Pillared-bilayer porous coordination polymers of Zn(ii): enhanced hydrophobicity of pore surface by changing the pillar functionality†
Abstract
Two new isostructural porous coordination polymers of Zn(II) {[Zn2(NH2-bdc)2(4-bpdb)]·(H2O)4}n (1) and {[Zn2(NH2-bdc)2(4-bpdh)]·(H2O)4}n (2) [4-bpdb = 1,4-bis-(4-pyridyl)-2,3-diaza-1,3-butadiene, 4-bpdh = 2,5-bis-(4-pyridyl)-3,4-diaza-2,4-hexadiene and NH2-bdc = 5-amino-1,3-benzenedicarboxylate] have been synthesized using a mixed ligand system by solvent diffusion and structurally characterized through single crystal X-ray diffraction, variable temperature powder X-ray diffraction and thermogravimetric analysis. Both the coordination polymers are constructed using linear Schiff base linkers of similar length having N–N base functionalities but the only difference is the presence of methyl groups in adjacent carbon atoms of the N–N group in the 4-bpdh ligand. Single-crystal structure analysis revealed that both compounds 1 and 2 have two-dimensional (2D) pillared-bilayer framework structures containing 1D channels (8.3 × 3.8 Å2 for 1 and 8.0 × 1.6 Å2 for 2) filled with lattice water molecules.
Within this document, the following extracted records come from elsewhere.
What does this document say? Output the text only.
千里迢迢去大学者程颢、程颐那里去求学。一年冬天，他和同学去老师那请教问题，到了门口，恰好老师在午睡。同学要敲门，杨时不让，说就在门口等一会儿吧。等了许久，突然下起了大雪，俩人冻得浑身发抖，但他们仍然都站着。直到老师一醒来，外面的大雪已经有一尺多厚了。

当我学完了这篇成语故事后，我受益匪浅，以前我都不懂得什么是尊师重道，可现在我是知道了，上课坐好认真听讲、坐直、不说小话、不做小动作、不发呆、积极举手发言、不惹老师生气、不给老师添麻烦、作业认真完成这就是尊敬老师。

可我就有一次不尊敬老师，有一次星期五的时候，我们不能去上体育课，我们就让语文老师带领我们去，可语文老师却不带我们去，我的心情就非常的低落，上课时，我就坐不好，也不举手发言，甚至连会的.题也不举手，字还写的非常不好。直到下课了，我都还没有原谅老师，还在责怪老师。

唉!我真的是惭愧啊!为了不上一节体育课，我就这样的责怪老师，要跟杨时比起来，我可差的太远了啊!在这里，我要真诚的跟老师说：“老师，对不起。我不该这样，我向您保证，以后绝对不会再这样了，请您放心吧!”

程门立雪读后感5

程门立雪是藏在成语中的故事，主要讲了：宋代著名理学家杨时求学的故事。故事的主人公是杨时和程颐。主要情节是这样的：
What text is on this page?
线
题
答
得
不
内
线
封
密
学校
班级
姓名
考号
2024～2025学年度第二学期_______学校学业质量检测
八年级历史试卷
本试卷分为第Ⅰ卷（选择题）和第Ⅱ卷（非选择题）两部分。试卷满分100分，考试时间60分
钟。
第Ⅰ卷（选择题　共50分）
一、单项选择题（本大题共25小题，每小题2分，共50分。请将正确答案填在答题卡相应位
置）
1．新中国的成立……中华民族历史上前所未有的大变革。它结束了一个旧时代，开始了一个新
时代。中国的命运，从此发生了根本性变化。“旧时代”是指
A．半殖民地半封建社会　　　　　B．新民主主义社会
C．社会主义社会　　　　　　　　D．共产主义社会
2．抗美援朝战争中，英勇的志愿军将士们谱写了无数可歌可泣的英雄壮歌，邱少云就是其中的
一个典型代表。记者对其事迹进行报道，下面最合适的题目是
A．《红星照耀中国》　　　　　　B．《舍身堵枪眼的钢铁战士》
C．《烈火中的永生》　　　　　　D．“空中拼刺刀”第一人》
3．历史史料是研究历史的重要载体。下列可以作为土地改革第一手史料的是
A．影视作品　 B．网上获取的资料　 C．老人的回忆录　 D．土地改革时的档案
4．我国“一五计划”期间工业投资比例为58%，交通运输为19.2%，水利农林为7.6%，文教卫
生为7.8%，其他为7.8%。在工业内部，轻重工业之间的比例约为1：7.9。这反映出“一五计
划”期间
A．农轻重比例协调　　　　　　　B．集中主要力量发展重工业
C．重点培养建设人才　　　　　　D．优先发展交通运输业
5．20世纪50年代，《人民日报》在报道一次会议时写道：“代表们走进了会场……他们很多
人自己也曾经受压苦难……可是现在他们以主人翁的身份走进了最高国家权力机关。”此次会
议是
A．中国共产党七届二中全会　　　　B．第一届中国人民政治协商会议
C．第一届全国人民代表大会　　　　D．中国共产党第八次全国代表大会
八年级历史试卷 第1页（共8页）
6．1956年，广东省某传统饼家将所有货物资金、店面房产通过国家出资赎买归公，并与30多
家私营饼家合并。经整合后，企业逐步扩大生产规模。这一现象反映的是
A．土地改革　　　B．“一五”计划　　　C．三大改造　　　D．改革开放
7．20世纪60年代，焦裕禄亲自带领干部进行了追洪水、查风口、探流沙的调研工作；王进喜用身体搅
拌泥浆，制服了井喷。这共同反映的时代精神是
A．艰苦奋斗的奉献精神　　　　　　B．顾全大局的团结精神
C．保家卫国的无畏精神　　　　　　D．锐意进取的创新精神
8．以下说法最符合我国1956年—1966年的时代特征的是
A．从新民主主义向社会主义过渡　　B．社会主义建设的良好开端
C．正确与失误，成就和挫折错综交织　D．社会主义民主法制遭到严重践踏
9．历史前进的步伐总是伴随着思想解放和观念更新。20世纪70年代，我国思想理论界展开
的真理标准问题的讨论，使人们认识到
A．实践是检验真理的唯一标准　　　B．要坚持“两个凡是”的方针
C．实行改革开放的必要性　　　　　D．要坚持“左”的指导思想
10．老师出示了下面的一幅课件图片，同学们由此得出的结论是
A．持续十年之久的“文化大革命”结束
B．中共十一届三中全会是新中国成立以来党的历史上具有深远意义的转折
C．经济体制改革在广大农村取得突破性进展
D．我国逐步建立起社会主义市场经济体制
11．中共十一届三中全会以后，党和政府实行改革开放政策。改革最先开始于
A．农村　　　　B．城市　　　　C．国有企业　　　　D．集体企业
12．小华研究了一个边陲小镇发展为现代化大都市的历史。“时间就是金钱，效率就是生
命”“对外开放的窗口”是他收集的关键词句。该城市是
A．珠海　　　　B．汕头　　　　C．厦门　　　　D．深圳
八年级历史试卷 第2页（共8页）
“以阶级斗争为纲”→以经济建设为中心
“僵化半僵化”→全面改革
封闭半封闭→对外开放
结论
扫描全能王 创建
Channel dimensions in 2 decrease due to the presence of methyl groups. The desolvated frameworks of 1 and 2 are rigid which is evidenced by variable temperature PXRD. Both the compounds show type-I CO2 uptake profiles and the differences in CO2 adsorption uptakes have been corroborated to their void space (27.1% for 1 and 17.1% for 2). Desolvated forms of compound 1 exhibit remarkably high water adsorption capacity even at low vapor pressure whereas desolvated forms of compound 2 show very low water vapor uptake, which could be ascribed to the hydrophobic nature of the pore surface of 2.